2 The situation get worst if we remember that z = NaN + i∞ or z = ∞ + iNaN are valid infinite values
I get similar, but not identical, code from clang 3.8 at -O2 -march=core-avx2 -ffast-math
: I'm not deeply familiar with latter-day x86 floating point features, but I think it's doing the same calculation but using different instructions to shuffle values around in registers.
f:
vmovshdup %xmm0, %xmm1 # xmm1 = xmm0[1,1,3,3]
vaddss %xmm0, %xmm0, %xmm2
vmulss %xmm2, %xmm1, %xmm2
vmulss %xmm1, %xmm1, %xmm1
vfmsub231ss %xmm0, %xmm0, %xmm1
vinsertps $16, %xmm2, %xmm1, %xmm0 # xmm0 = xmm1[0],xmm2[0],xmm1[2,3]
retq
GCC 6.3, with the same options, again appears to do the same calculation but shuffle values around in yet a third way:
f:
vmovq %xmm0, -8(%rsp)
vmovss -4(%rsp), %xmm2
vmovss -8(%rsp), %xmm0
vmulss %xmm2, %xmm2, %xmm1
vfmsub231ss %xmm0, %xmm0, %xmm1
vmulss %xmm2, %xmm0, %xmm0
vmovss %xmm1, -16(%rsp)
vaddss %xmm0, %xmm0, %xmm0
vmovss %xmm0, -12(%rsp)
vmovq -16(%rsp), %xmm0
ret
Without -ffast-math
, both compilers generate substantially different code that does appear to check for NaN, at least.

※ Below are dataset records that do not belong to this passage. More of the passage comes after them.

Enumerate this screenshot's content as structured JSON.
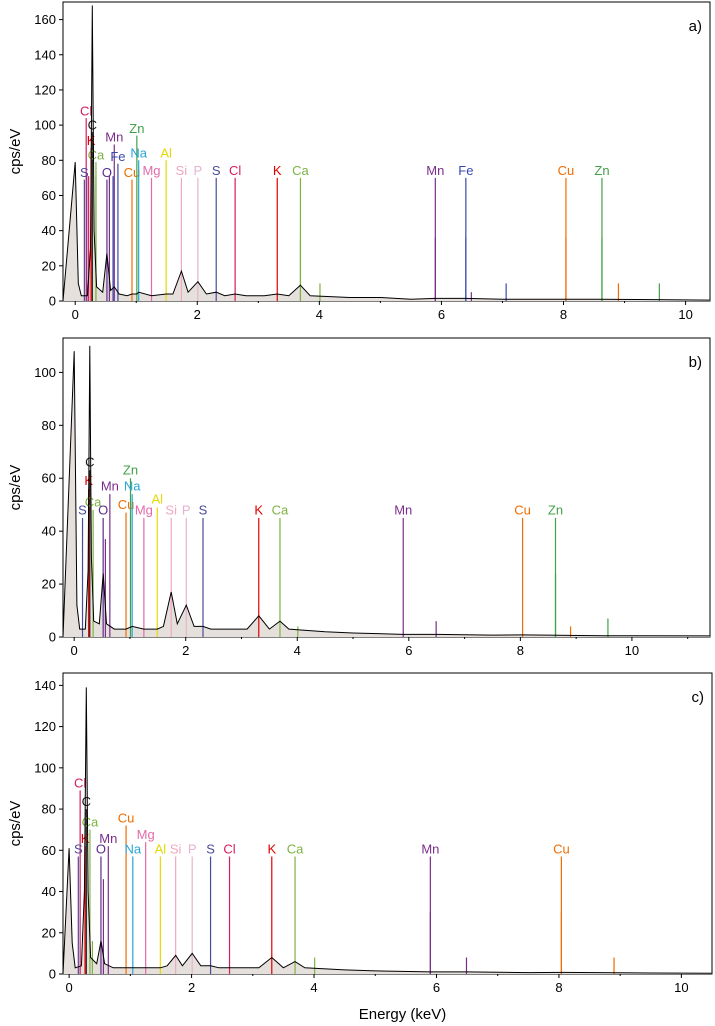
{
  "colors": {
    "C": "#1a1a1a",
    "O": "#5a2d8a",
    "Cl": "#d81b60",
    "K": "#e00000",
    "Ca": "#7cb342",
    "Mn": "#7b2d8b",
    "Fe": "#3949ab",
    "Zn": "#43a047",
    "Na": "#26a5d6",
    "Cu": "#ef6c00",
    "Al": "#e6d800",
    "Mg": "#e26aa8",
    "Si": "#f1a7c1",
    "P": "#e5b3cf",
    "S": "#4a4a9a"
  },
  "chart_data": [
    {
      "type": "line",
      "panel_label": "a)",
      "ylabel": "cps/eV",
      "xlabel": "",
      "xlim": [
        -0.2,
        10.4
      ],
      "ylim": [
        0,
        170
      ],
      "xticks": [
        "0",
        "2",
        "4",
        "6",
        "8",
        "10"
      ],
      "yticks": [
        "0",
        "20",
        "40",
        "60",
        "80",
        "100",
        "120",
        "140",
        "160"
      ],
      "element_markers": [
        {
          "el": "C",
          "x": 0.28,
          "h": 97,
          "label": "C"
        },
        {
          "el": "O",
          "x": 0.52,
          "h": 70,
          "label": "O"
        },
        {
          "el": "Cl",
          "x": 0.18,
          "h": 105,
          "label": "Cl"
        },
        {
          "el": "K",
          "x": 0.26,
          "h": 88,
          "label": "K"
        },
        {
          "el": "Ca",
          "x": 0.34,
          "h": 80,
          "label": "Ca"
        },
        {
          "el": "S",
          "x": 0.15,
          "h": 70,
          "label": "S"
        },
        {
          "el": "Mn",
          "x": 0.64,
          "h": 90,
          "label": "Mn"
        },
        {
          "el": "Fe",
          "x": 0.7,
          "h": 79,
          "label": "Fe"
        },
        {
          "el": "Cu",
          "x": 0.93,
          "h": 70,
          "label": "Cu"
        },
        {
          "el": "Zn",
          "x": 1.01,
          "h": 95,
          "label": "Zn"
        },
        {
          "el": "Na",
          "x": 1.04,
          "h": 81,
          "label": "Na"
        },
        {
          "el": "Mg",
          "x": 1.25,
          "h": 71,
          "label": "Mg"
        },
        {
          "el": "Al",
          "x": 1.49,
          "h": 81,
          "label": "Al"
        },
        {
          "el": "Si",
          "x": 1.74,
          "h": 71,
          "label": "Si"
        },
        {
          "el": "P",
          "x": 2.01,
          "h": 71,
          "label": "P"
        },
        {
          "el": "S",
          "x": 2.31,
          "h": 71,
          "label": "S"
        },
        {
          "el": "Cl",
          "x": 2.62,
          "h": 71,
          "label": "Cl"
        },
        {
          "el": "K",
          "x": 3.31,
          "h": 71,
          "label": "K"
        },
        {
          "el": "Ca",
          "x": 3.69,
          "h": 71,
          "label": "Ca"
        },
        {
          "el": "Mn",
          "x": 5.9,
          "h": 71,
          "label": "Mn"
        },
        {
          "el": "Fe",
          "x": 6.4,
          "h": 71,
          "label": "Fe"
        },
        {
          "el": "Cu",
          "x": 8.04,
          "h": 71,
          "label": "Cu"
        },
        {
          "el": "Zn",
          "x": 8.63,
          "h": 71,
          "label": "Zn"
        }
      ],
      "minor_lines": [
        {
          "el": "Ca",
          "x": 0.34,
          "h": 71
        },
        {
          "el": "S",
          "x": 0.19,
          "h": 71
        },
        {
          "el": "Cl",
          "x": 0.22,
          "h": 71
        },
        {
          "el": "Mn",
          "x": 0.56,
          "h": 71
        },
        {
          "el": "Fe",
          "x": 0.62,
          "h": 71
        },
        {
          "el": "Ca",
          "x": 3.69,
          "h": 35
        },
        {
          "el": "Mn",
          "x": 5.9,
          "h": 36
        },
        {
          "el": "Fe",
          "x": 6.4,
          "h": 36
        },
        {
          "el": "Fe",
          "x": 7.06,
          "h": 10
        },
        {
          "el": "Cu",
          "x": 8.04,
          "h": 36
        },
        {
          "el": "Cu",
          "x": 8.9,
          "h": 10
        },
        {
          "el": "Zn",
          "x": 8.63,
          "h": 36
        },
        {
          "el": "Zn",
          "x": 9.57,
          "h": 10
        },
        {
          "el": "Mn",
          "x": 6.49,
          "h": 5
        },
        {
          "el": "Ca",
          "x": 4.01,
          "h": 10
        }
      ],
      "spectrum": [
        [
          -0.2,
          0
        ],
        [
          0.0,
          79
        ],
        [
          0.05,
          10
        ],
        [
          0.1,
          3
        ],
        [
          0.2,
          3
        ],
        [
          0.25,
          30
        ],
        [
          0.28,
          168
        ],
        [
          0.31,
          40
        ],
        [
          0.35,
          8
        ],
        [
          0.45,
          5
        ],
        [
          0.52,
          27
        ],
        [
          0.58,
          6
        ],
        [
          0.64,
          8
        ],
        [
          0.72,
          4
        ],
        [
          0.85,
          3
        ],
        [
          0.93,
          4
        ],
        [
          1.01,
          4
        ],
        [
          1.04,
          5
        ],
        [
          1.25,
          3
        ],
        [
          1.49,
          4
        ],
        [
          1.6,
          4
        ],
        [
          1.74,
          17
        ],
        [
          1.85,
          5
        ],
        [
          2.01,
          11
        ],
        [
          2.15,
          4
        ],
        [
          2.31,
          5
        ],
        [
          2.45,
          3
        ],
        [
          2.62,
          4
        ],
        [
          2.8,
          3
        ],
        [
          3.1,
          3
        ],
        [
          3.31,
          4
        ],
        [
          3.5,
          3
        ],
        [
          3.69,
          9
        ],
        [
          3.85,
          3
        ],
        [
          4.5,
          2
        ],
        [
          5.0,
          2
        ],
        [
          5.5,
          1
        ],
        [
          5.9,
          1.5
        ],
        [
          6.4,
          1.5
        ],
        [
          7.0,
          1
        ],
        [
          8.04,
          1
        ],
        [
          8.6,
          1
        ],
        [
          9.5,
          0.8
        ],
        [
          10.4,
          0.5
        ]
      ]
    },
    {
      "type": "line",
      "panel_label": "b)",
      "ylabel": "cps/eV",
      "xlabel": "",
      "xlim": [
        -0.2,
        11.4
      ],
      "ylim": [
        0,
        113
      ],
      "xticks": [
        "0",
        "2",
        "4",
        "6",
        "8",
        "10"
      ],
      "yticks": [
        "0",
        "20",
        "40",
        "60",
        "80",
        "100"
      ],
      "element_markers": [
        {
          "el": "C",
          "x": 0.28,
          "h": 64,
          "label": "C"
        },
        {
          "el": "K",
          "x": 0.26,
          "h": 57,
          "label": "K"
        },
        {
          "el": "Ca",
          "x": 0.34,
          "h": 49,
          "label": "Ca"
        },
        {
          "el": "S",
          "x": 0.15,
          "h": 46,
          "label": "S"
        },
        {
          "el": "O",
          "x": 0.52,
          "h": 46,
          "label": "O"
        },
        {
          "el": "Mn",
          "x": 0.64,
          "h": 55,
          "label": "Mn"
        },
        {
          "el": "Cu",
          "x": 0.93,
          "h": 48,
          "label": "Cu"
        },
        {
          "el": "Zn",
          "x": 1.01,
          "h": 61,
          "label": "Zn"
        },
        {
          "el": "Na",
          "x": 1.04,
          "h": 55,
          "label": "Na"
        },
        {
          "el": "Mg",
          "x": 1.25,
          "h": 46,
          "label": "Mg"
        },
        {
          "el": "Al",
          "x": 1.49,
          "h": 50,
          "label": "Al"
        },
        {
          "el": "Si",
          "x": 1.74,
          "h": 46,
          "label": "Si"
        },
        {
          "el": "P",
          "x": 2.01,
          "h": 46,
          "label": "P"
        },
        {
          "el": "S",
          "x": 2.31,
          "h": 46,
          "label": "S"
        },
        {
          "el": "K",
          "x": 3.31,
          "h": 46,
          "label": "K"
        },
        {
          "el": "Ca",
          "x": 3.69,
          "h": 46,
          "label": "Ca"
        },
        {
          "el": "Mn",
          "x": 5.9,
          "h": 46,
          "label": "Mn"
        },
        {
          "el": "Cu",
          "x": 8.04,
          "h": 46,
          "label": "Cu"
        },
        {
          "el": "Zn",
          "x": 8.63,
          "h": 46,
          "label": "Zn"
        }
      ],
      "minor_lines": [
        {
          "el": "Mn",
          "x": 0.56,
          "h": 37
        },
        {
          "el": "Zn",
          "x": 8.63,
          "h": 24
        },
        {
          "el": "Mn",
          "x": 6.49,
          "h": 6
        },
        {
          "el": "Zn",
          "x": 9.57,
          "h": 7
        },
        {
          "el": "Cu",
          "x": 8.9,
          "h": 4
        },
        {
          "el": "Ca",
          "x": 4.01,
          "h": 4
        }
      ],
      "spectrum": [
        [
          -0.2,
          0
        ],
        [
          0.0,
          108
        ],
        [
          0.05,
          12
        ],
        [
          0.1,
          3
        ],
        [
          0.2,
          3
        ],
        [
          0.25,
          25
        ],
        [
          0.28,
          110
        ],
        [
          0.31,
          30
        ],
        [
          0.35,
          6
        ],
        [
          0.45,
          5
        ],
        [
          0.52,
          24
        ],
        [
          0.58,
          5
        ],
        [
          0.72,
          3
        ],
        [
          0.93,
          3
        ],
        [
          1.04,
          4
        ],
        [
          1.25,
          3
        ],
        [
          1.49,
          3
        ],
        [
          1.6,
          4
        ],
        [
          1.74,
          17
        ],
        [
          1.85,
          5
        ],
        [
          2.01,
          12
        ],
        [
          2.15,
          4
        ],
        [
          2.31,
          4
        ],
        [
          2.45,
          3
        ],
        [
          2.62,
          3
        ],
        [
          3.1,
          3
        ],
        [
          3.31,
          8
        ],
        [
          3.5,
          3
        ],
        [
          3.69,
          6
        ],
        [
          3.85,
          3
        ],
        [
          4.5,
          2
        ],
        [
          5.0,
          1.5
        ],
        [
          5.9,
          1
        ],
        [
          6.5,
          1
        ],
        [
          7.5,
          0.7
        ],
        [
          8.04,
          0.8
        ],
        [
          9.5,
          0.5
        ],
        [
          11.4,
          0.4
        ]
      ]
    },
    {
      "type": "line",
      "panel_label": "c)",
      "ylabel": "cps/eV",
      "xlabel": "Energy (keV)",
      "xlim": [
        -0.1,
        10.5
      ],
      "ylim": [
        0,
        146
      ],
      "xticks": [
        "0",
        "2",
        "4",
        "6",
        "8",
        "10"
      ],
      "yticks": [
        "0",
        "20",
        "40",
        "60",
        "80",
        "100",
        "120",
        "140"
      ],
      "element_markers": [
        {
          "el": "Cl",
          "x": 0.18,
          "h": 90,
          "label": "Cl"
        },
        {
          "el": "C",
          "x": 0.28,
          "h": 81,
          "label": "C"
        },
        {
          "el": "Ca",
          "x": 0.34,
          "h": 71,
          "label": "Ca"
        },
        {
          "el": "K",
          "x": 0.26,
          "h": 63,
          "label": "K"
        },
        {
          "el": "S",
          "x": 0.15,
          "h": 58,
          "label": "S"
        },
        {
          "el": "Mn",
          "x": 0.64,
          "h": 63,
          "label": "Mn"
        },
        {
          "el": "O",
          "x": 0.52,
          "h": 58,
          "label": "O"
        },
        {
          "el": "Cu",
          "x": 0.93,
          "h": 73,
          "label": "Cu"
        },
        {
          "el": "Mg",
          "x": 1.25,
          "h": 65,
          "label": "Mg"
        },
        {
          "el": "Na",
          "x": 1.04,
          "h": 58,
          "label": "Na"
        },
        {
          "el": "Al",
          "x": 1.49,
          "h": 58,
          "label": "Al"
        },
        {
          "el": "Si",
          "x": 1.74,
          "h": 58,
          "label": "Si"
        },
        {
          "el": "P",
          "x": 2.01,
          "h": 58,
          "label": "P"
        },
        {
          "el": "S",
          "x": 2.31,
          "h": 58,
          "label": "S"
        },
        {
          "el": "Cl",
          "x": 2.62,
          "h": 58,
          "label": "Cl"
        },
        {
          "el": "K",
          "x": 3.31,
          "h": 58,
          "label": "K"
        },
        {
          "el": "Ca",
          "x": 3.69,
          "h": 58,
          "label": "Ca"
        },
        {
          "el": "Mn",
          "x": 5.9,
          "h": 58,
          "label": "Mn"
        },
        {
          "el": "Cu",
          "x": 8.04,
          "h": 58,
          "label": "Cu"
        }
      ],
      "minor_lines": [
        {
          "el": "Mn",
          "x": 0.56,
          "h": 46
        },
        {
          "el": "Mn",
          "x": 5.9,
          "h": 30
        },
        {
          "el": "Cu",
          "x": 8.04,
          "h": 30
        },
        {
          "el": "Cu",
          "x": 8.9,
          "h": 8
        },
        {
          "el": "Mn",
          "x": 6.49,
          "h": 8
        },
        {
          "el": "Ca",
          "x": 4.01,
          "h": 8
        },
        {
          "el": "Ca",
          "x": 0.38,
          "h": 16
        }
      ],
      "spectrum": [
        [
          -0.1,
          0
        ],
        [
          0.0,
          61
        ],
        [
          0.05,
          15
        ],
        [
          0.1,
          3
        ],
        [
          0.2,
          4
        ],
        [
          0.25,
          40
        ],
        [
          0.28,
          139
        ],
        [
          0.31,
          40
        ],
        [
          0.35,
          8
        ],
        [
          0.45,
          5
        ],
        [
          0.52,
          16
        ],
        [
          0.58,
          5
        ],
        [
          0.72,
          3
        ],
        [
          0.93,
          3
        ],
        [
          1.04,
          3
        ],
        [
          1.25,
          3
        ],
        [
          1.49,
          3
        ],
        [
          1.6,
          4
        ],
        [
          1.74,
          9
        ],
        [
          1.85,
          4
        ],
        [
          2.01,
          10
        ],
        [
          2.15,
          4
        ],
        [
          2.31,
          4
        ],
        [
          2.45,
          3
        ],
        [
          2.62,
          3
        ],
        [
          3.1,
          3
        ],
        [
          3.31,
          8
        ],
        [
          3.5,
          3
        ],
        [
          3.69,
          6
        ],
        [
          3.85,
          3
        ],
        [
          4.5,
          2
        ],
        [
          5.0,
          1.5
        ],
        [
          5.9,
          1
        ],
        [
          6.5,
          1
        ],
        [
          7.5,
          0.7
        ],
        [
          8.04,
          0.8
        ],
        [
          9.5,
          0.5
        ],
        [
          10.5,
          0.4
        ]
      ]
    }
  ]
}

I conclude from this that Intel's compiler is not generating a fully IEEE-compliant complex multiplication even with -fp-model strict
. There may be some other command-line switch that makes it generate fully IEEE-compliant code.
Whether or not this qualifies as a violation of C99 depends on whether Intel's compiler is documented to conform to Annex F and G (which specify what it means for an implementation of C to provide IEEE-compliant real and complex arithmetic), and if it is, what command-line options you have to give to get the conforming mode.